Milhões de desalojados e 86 mortos depois de ciclone na Índia

| 27 Mai 20

ciclone india foto Vatican News

Mais de um milhão de casas desabaram, o que pode fazer aumentar muito o número de vítimas. Foto Direitos reservados/Vatican News

 

Estes são os dados oficiais do Governo indiano, mas o cenário real pode ser bem mais catastrófico: pelo menos 86 pessoas morreram, mais de um milhão de casas desabaram, 100 mil hectares de plantações ficaram destruídos e quase um milhão de cabeças de gado foram perdidas.
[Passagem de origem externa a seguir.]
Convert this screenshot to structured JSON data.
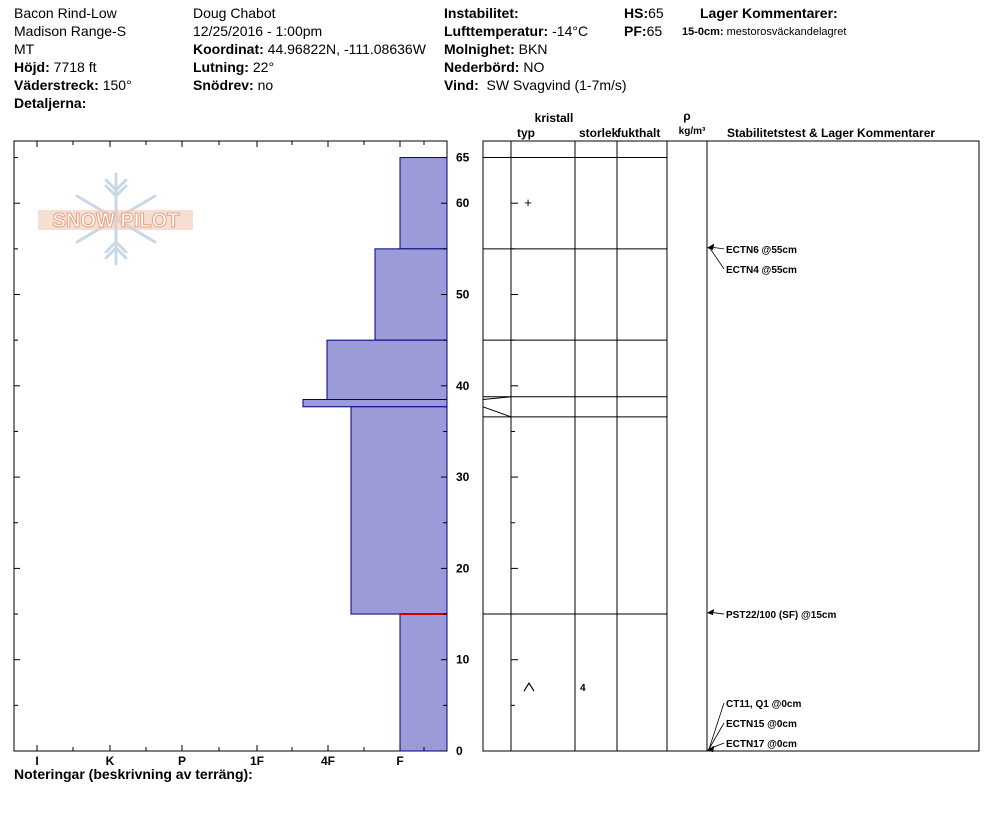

Esta segunda-feira, cinco dias depois da passagem do ciclone Amphan pelo país, ainda havia povoações isoladas, sem transporte, eletricidade e comunicação e diversas instituições religiosas, entre as quais várias da Igreja Católica, estavam a tentar chegar aos milhares de pessoas que ficaram sem comida, nem água potável.

“Esta é apenas uma estimativa inicial, as perdas podem ser muito maiores”, avisou o padre Parimal Kanji, diretor de obras sociais da diocese de Baruipur (Bengala Ocidental), uma das mais atingidas pela tempestade. “A nossa gente perdeu praticamente tudo”, afirmou, citado pelo site Vatican News. “O ciclone destruiu casas, plantações e gado da população de pelo menos 24 paróquias. Também as igrejas foram danificadas”.

De acordo com o padre Kanji, as pessoas afetadas “são pobres e ganham a vida principalmente com a pesca, a agricultura, a colheita de mel e de outros produtos florestais”, pelo que a Igreja, através do Catholic Relief Service e da Cáritas Índia está já a trabalhar com as paróquias locais para fornecer ajuda às populações.

“Começámos a distribuir alimentos a duas mil pessoas em áreas vulneráveis”, assegurou o padre Franklin Menezes, diretor de serviços sociais da arquidiocese de Calcutá, que diz querer chegar a pelo menos dez mil, assim que mais algumas estradas sejam desbloqueadas. “Muitas pessoas na cidade estão com fome e sede, pois não há água potável. As inundações contaminaram poços abertos e outras fontes de água” e a falta de eletricidade tornou impossível bombear a água dos poços, sublinhou.

 

Missionárias da Caridade na linha da frente

Numa altura em que a Índia regista as temperaturas mais elevadas no mês de maio desde 2002 (esta terça-feira, em Nova Deli, os termómetros chegaram aos 46ºC) e o número de casos de covid-19 não pára de aumentar, toda a ajuda é pouca e o trabalho das Missionárias da Caridade (congregação fundada por Madre Teresa de Calcutá) tem sido determinante.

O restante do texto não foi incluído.